- Born: 1951-02-16 Vigo, Pontevedra, Spain
- Died: 2012-12-21 Madrid, Spain
- Education: Complutense University of Madrid

= Margarita Costa Tenorio =

Spanish scientist

Margarita Costa Tenorio (Vigo, Pontevedra, Spain February 16, 1951 - Madrid, Spain December 21, 2012) was a Spanish biologist specialised in botany. She was a professor of the Complutense University of Madrid.

== Biography ==
Margarita Costa Tenorio grew up in Vigo, moved with her family to Madrid and studied biology in the Complutense University of Madrid. In 1974 she joined the Plant Biology Department at the Faculty of Biology, in 1978 completed her PhD and continued working as a professor until her retirement in 2011.
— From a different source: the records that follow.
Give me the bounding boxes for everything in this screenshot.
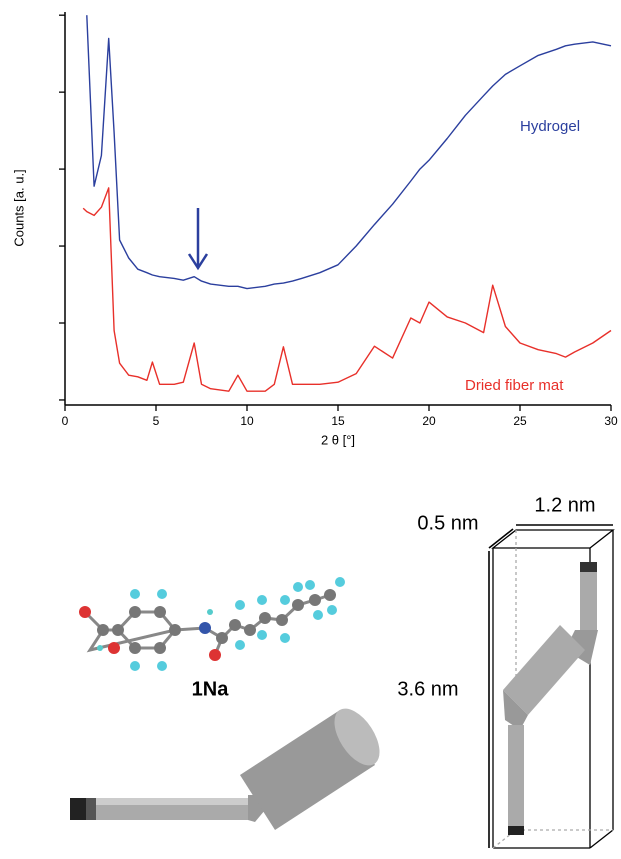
y-axis-label: Counts [a. u.] bbox=[11, 169, 26, 246]
x-tick-label: 0 bbox=[62, 414, 69, 428]
series-line bbox=[86, 15, 612, 290]
dimension-label: 0.5 nm bbox=[417, 512, 478, 534]
molecule-label: 1Na bbox=[192, 678, 230, 700]
dimension-label: 1.2 nm bbox=[534, 494, 595, 516]
x-tick-label: 30 bbox=[604, 414, 618, 428]
x-axis-label: 2 θ [°] bbox=[321, 432, 355, 447]
annotation: Hydrogel bbox=[520, 118, 580, 135]
series-line bbox=[82, 187, 612, 392]
x-tick-label: 5 bbox=[153, 414, 160, 428]
atoms bbox=[79, 577, 345, 671]
x-tick-label: 15 bbox=[331, 414, 345, 428]
x-tick-label: 20 bbox=[422, 414, 436, 428]
x-tick-label: 10 bbox=[240, 414, 254, 428]
x-tick-label: 25 bbox=[513, 414, 527, 428]
box bbox=[488, 524, 615, 849]
dimension-label: 3.6 nm bbox=[397, 678, 458, 700]
annotation: Dried fiber mat bbox=[465, 377, 564, 394]
bent-rod bbox=[70, 708, 380, 830]
arrow bbox=[187, 208, 209, 271]
box-rod bbox=[503, 562, 598, 835]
== Contributions and legacy ==
During the early years of her professional career she created a group of young botanists, with professors and alumni, whose studies on a geobotanic interpretation of the forests of the Iberian Peninsula led to the publication of the book "Los bosques ibéricos" (literally, the forests from Iberia) in 1997. This creation, the result of two decades of work, would become a reference for the study of the local vegetation. She also co-authored other books as "Evolución y filogenia".

From 1985 she collaborated in the Royal Society for Spanish Natural History, first as a librarian and later as organizer and speaker in conferences.

She combined her work as a professor with management positions, while engaging in the defence of a high quality public education and being a strong advocate for equal opportunities in education.

In 1998 she started to participate as well in "Natura 2000", a network of nature protection areas in the territory of the European Union.